Solid rocket boosters for shuttle Endeavour exhibit capped with nose cones (Image Credit: Space.com)
The work to stand up two rockets for the launchpad-like exhibit of NASA’s retired space shuttle Endeavour has been capped — literally and figuratively — with the addition of two nose cones.
As the California Science Center prepares to take Endeavour off public display for the next few years, the first major components for the orbiter’s vertical exhibit are now complete at the construction site for the new Samuel Oschin Air and Space Center in Los Angeles. Just one month after crane operators hoisted into place the large segments for the two solid rocket boosters (SRBs), they were back in motion this week topping off the towering rockets with the forward assemblies.
Comprised of a nose cap, frustum, ordnance ring and forward skirt, each 27-foot-tall (8.2-meter), 10,000-pound (4,500-kilogram) assembly was raised from the street and lifted more than 100 feet (30.5 meters) into the air before being lowered onto a booster.
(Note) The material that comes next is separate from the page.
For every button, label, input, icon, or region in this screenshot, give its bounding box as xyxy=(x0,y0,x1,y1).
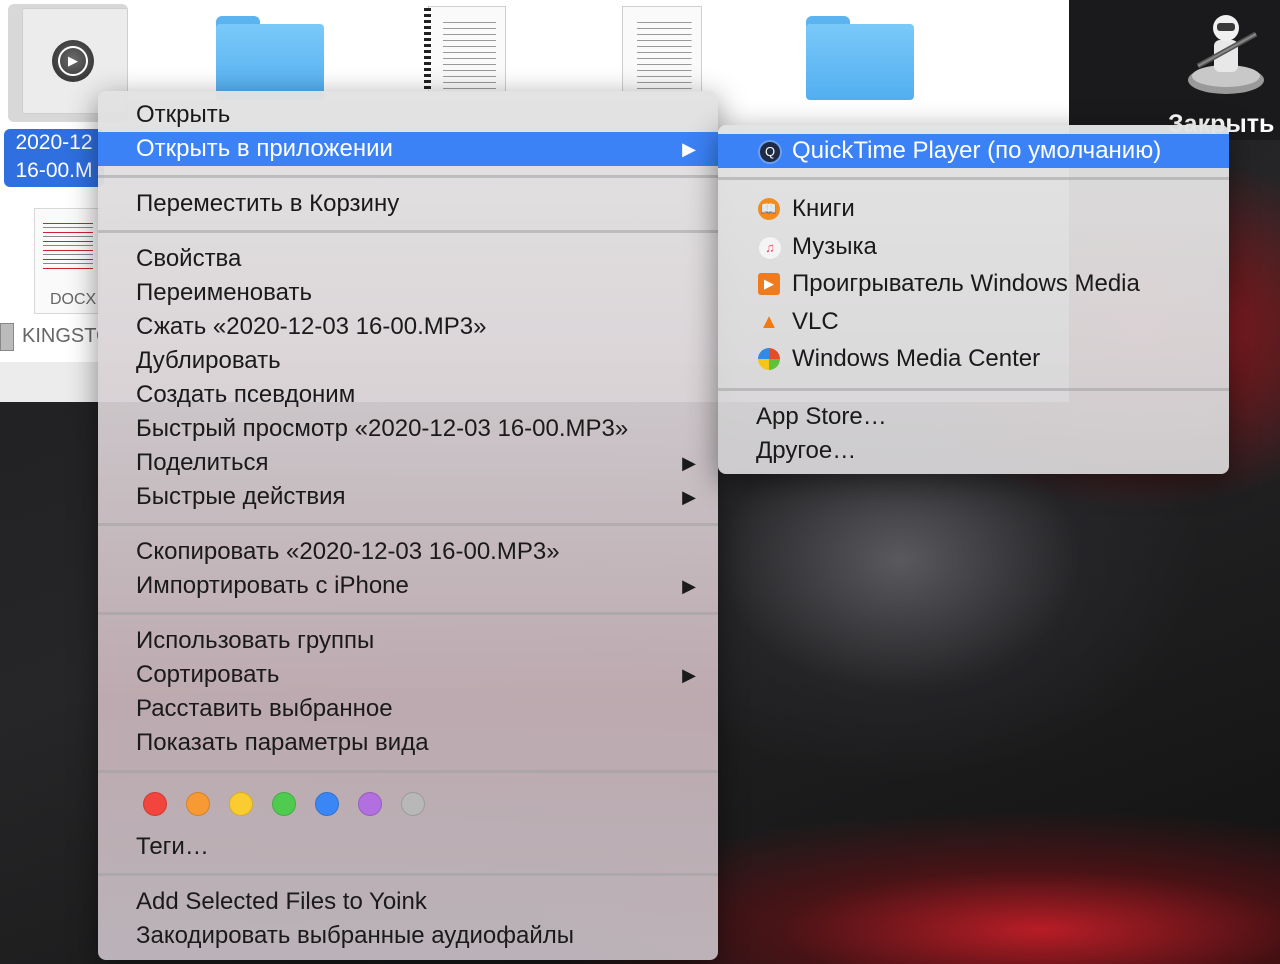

Standing atop metal and wood scaffolding, workers then secured the hardware by inserting 195 one-inch-diameter (2.54-centimeter) metal pins.
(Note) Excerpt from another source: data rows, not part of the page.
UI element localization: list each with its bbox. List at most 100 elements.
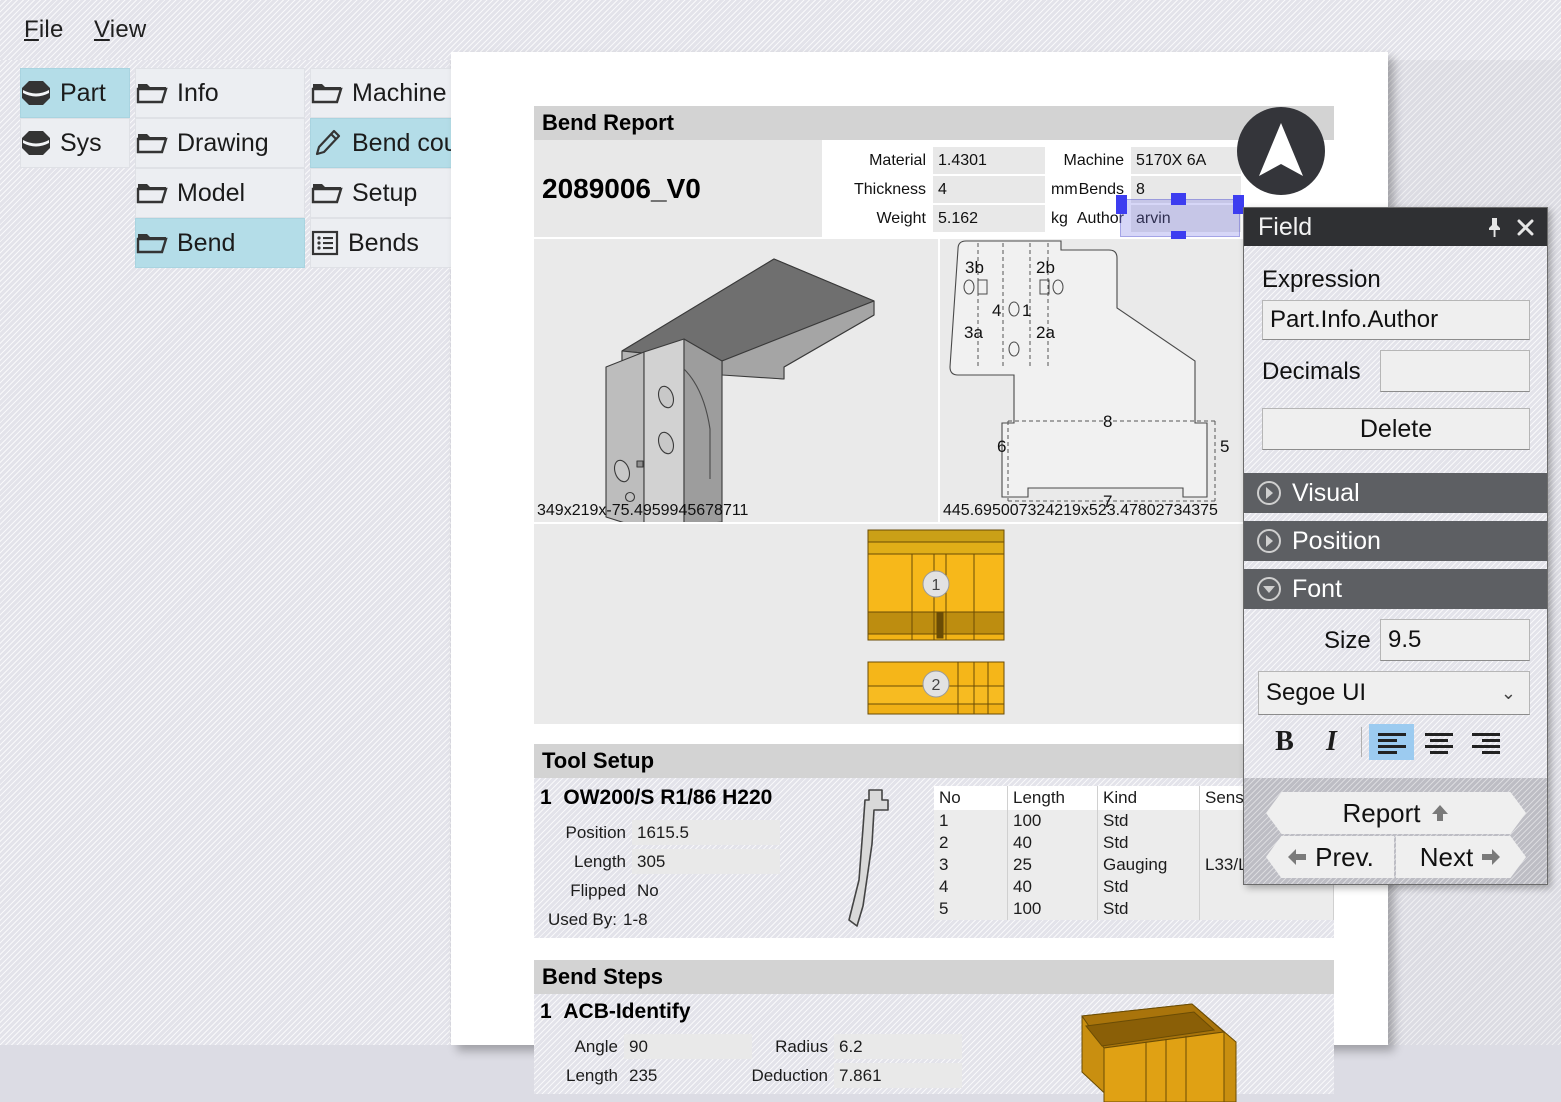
prev-button[interactable]: Prev. [1266,836,1394,878]
svg-text:2b: 2b [1036,258,1055,277]
step-radius-label: Radius [775,1036,828,1056]
ribbon-item-info[interactable]: Info [135,68,305,118]
bold-button[interactable]: B [1262,724,1307,760]
field-selection-marquee[interactable] [1116,193,1244,243]
ribbon-panel: Part Sys Info Drawing Model Bend Machine… [0,60,515,1045]
tool-used-by-label: Used By: [548,909,617,929]
field-weight-value: 5.162 [933,205,1045,232]
cell-no: 1 [934,810,1008,832]
field-material[interactable]: Material 1.4301 [834,147,1045,174]
arrow-up-icon [1431,805,1448,821]
sequence-step-1-label: 1 [932,577,941,594]
field-machine-label: Machine [1063,151,1124,169]
tool-row-length[interactable]: Length 305 [534,849,780,874]
ribbon-label: Drawing [177,128,269,157]
decimals-label: Decimals [1262,358,1361,385]
field-material-label: Material [869,151,926,169]
bend-steps-body: 1 ACB-Identify Angle 90 Radius 6.2 Lengt… [534,994,1334,1102]
part-number: 2089006_V0 [534,140,822,237]
col-kind: Kind [1097,786,1200,810]
italic-button[interactable]: I [1309,724,1354,760]
font-family-select[interactable]: Segoe UI ⌄ [1258,671,1530,715]
tool-length-value: 305 [632,849,780,874]
expression-label: Expression [1262,266,1381,293]
tool-row-used-by: Used By: 1-8 [548,907,648,932]
tool-position-label: Position [565,822,626,842]
align-right-button[interactable] [1463,724,1508,760]
section-visual[interactable]: Visual [1244,473,1547,513]
tool-setup-body: 1 OW200/S R1/86 H220 Position 1615.5 Len… [534,778,1334,938]
decimals-input[interactable] [1380,350,1530,392]
step-row-angle[interactable]: Angle 90 [564,1034,752,1059]
field-bends[interactable]: Bends 8 [1042,176,1241,203]
pencil-icon [315,129,341,156]
align-left-icon [1377,733,1406,754]
field-material-value: 1.4301 [933,147,1045,174]
folder-icon [136,184,168,204]
step-deduction-label: Deduction [751,1065,828,1085]
next-button[interactable]: Next [1396,836,1526,878]
pane-3d-model[interactable]: 349x219x-75.4959945678711 [534,239,938,530]
ribbon-item-model[interactable]: Model [135,168,305,218]
svg-text:5: 5 [1220,437,1229,456]
section-font[interactable]: Font [1244,569,1547,609]
ribbon-label: Setup [352,178,418,207]
size-input[interactable]: 9.5 [1380,619,1530,661]
model-3d-drawing [605,258,875,530]
font-style-toolbar: B I [1262,724,1508,760]
section-position[interactable]: Position [1244,521,1547,561]
resize-handle-top[interactable] [1171,193,1186,205]
report-nav-bar: Report Prev. Next [1244,778,1547,884]
resize-handle-left[interactable] [1116,195,1127,214]
ribbon-item-sys[interactable]: Sys [20,118,130,168]
bend-sequence-panel: 1 2 [534,524,1334,724]
cell-kind: Std [1097,810,1200,832]
bend-step-name: 1 ACB-Identify [540,1000,691,1023]
ribbon-label: Model [177,178,246,207]
sys-icon [22,131,50,155]
ribbon-item-bend[interactable]: Bend [135,218,305,268]
bend-steps-title: Bend Steps [542,964,664,989]
align-center-button[interactable] [1416,724,1461,760]
step-angle-label: Angle [574,1036,618,1056]
field-bends-value: 8 [1131,176,1241,203]
arrow-left-icon [1288,849,1307,865]
pin-icon[interactable] [1486,217,1503,238]
report-button[interactable]: Report [1266,792,1526,834]
field-thickness-value: 4 [933,176,1045,203]
tool-row-flipped[interactable]: Flipped No [534,878,659,903]
align-left-button[interactable] [1369,724,1414,760]
preview-panes: 349x219x-75.4959945678711 3b 2b 4 1 3a 2… [534,239,1334,530]
tool-name: 1 OW200/S R1/86 H220 [540,786,773,809]
cell-length: 40 [1007,876,1098,898]
step-row-radius[interactable]: Radius 6.2 [762,1034,962,1059]
delete-button[interactable]: Delete [1262,408,1530,450]
menu-view[interactable]: View [94,16,146,44]
step-row-deduction[interactable]: Deduction 7.861 [740,1063,962,1088]
svg-text:3b: 3b [965,258,984,277]
expression-input[interactable]: Part.Info.Author [1262,300,1530,340]
table-row[interactable]: 5 100 Std [934,898,1334,920]
col-no: No [934,786,1008,810]
menu-file[interactable]: FFileile [24,16,64,44]
cell-length: 100 [1007,810,1098,832]
folder-icon [311,184,343,204]
ribbon-item-drawing[interactable]: Drawing [135,118,305,168]
ribbon-item-part[interactable]: Part [20,68,130,118]
step-radius-value: 6.2 [834,1034,962,1059]
chevron-right-icon [1257,481,1281,505]
field-machine[interactable]: Machine 5170X 6A [1042,147,1241,174]
folder-icon [136,234,168,254]
tool-setup-section: Tool Setup 1 OW200/S R1/86 H220 Position… [534,744,1334,938]
folder-icon [311,84,343,104]
tool-row-position[interactable]: Position 1615.5 [534,820,780,845]
svg-text:2a: 2a [1036,323,1055,342]
ribbon-label: Bends [348,228,419,257]
bend-step-preview-drawing [1081,1003,1237,1102]
list-icon [311,230,339,256]
close-icon[interactable] [1516,218,1535,237]
arrow-right-icon [1482,849,1501,865]
step-row-length[interactable]: Length 235 [564,1063,752,1088]
svg-text:8: 8 [1103,412,1112,431]
cell-no: 4 [934,876,1008,898]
Related: 2nd rocket booster lifted into place for space shuttle Endeavour LA exhibit
The starboard, or right-side, booster was completed on Monday (Dec. 4), followed by the port, or left-side, rocket on Tuesday (Dec. 5).
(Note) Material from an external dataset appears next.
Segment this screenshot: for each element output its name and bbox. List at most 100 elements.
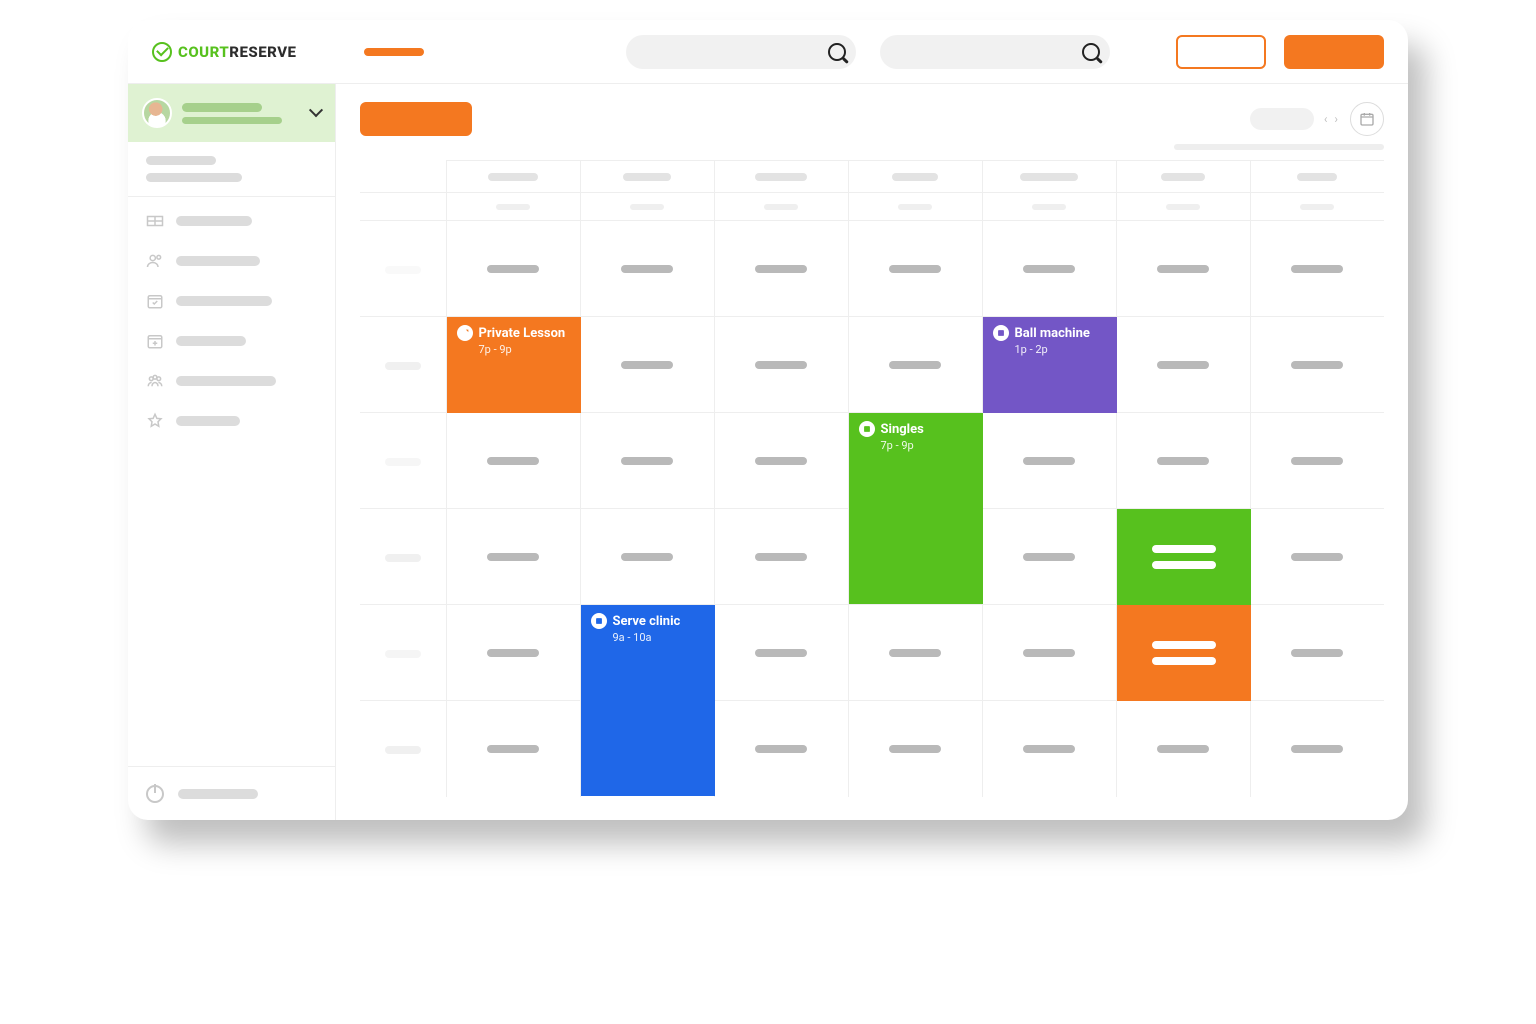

In flight, the forward assemblies held the avionics, forward separation motors and drogue and main parachutes for each booster. After falling away from the external tank, the frustums were jettisoned and recovered separately.
The SRBs going on exhibit with Endeavour were assembled from all flight-worthy or previous launched parts as donated by Northrop Grumman and NASA. They were the first major components to be taken vertical as part of the science center’s “Go for Stack” campaign. Early next year, the boosters will be mated with NASA’s last-remaining, built-for-flight space shuttle external tank (ET-94), which has been parked in Exposition Park since 2016.
Endeavour, which has been on horizontal exhibit for the past 11 years, has less than a month left on its current display inside the Samuel Oschin Space Shuttle Pavilion. On Jan. 1, the orbiter’s exhibit will be closed to the public in preparation for its move over to the Oschin Air and Space Center site and, on an upcoming night still to be determined, lifted by two cranes above the new museum’s partially erected walls and onto the attach points on the external tank.
More scaffolding will be then be assembled around the orbiter to protect it and the entire space shuttle stack as work resumes to complete the building over the next few years.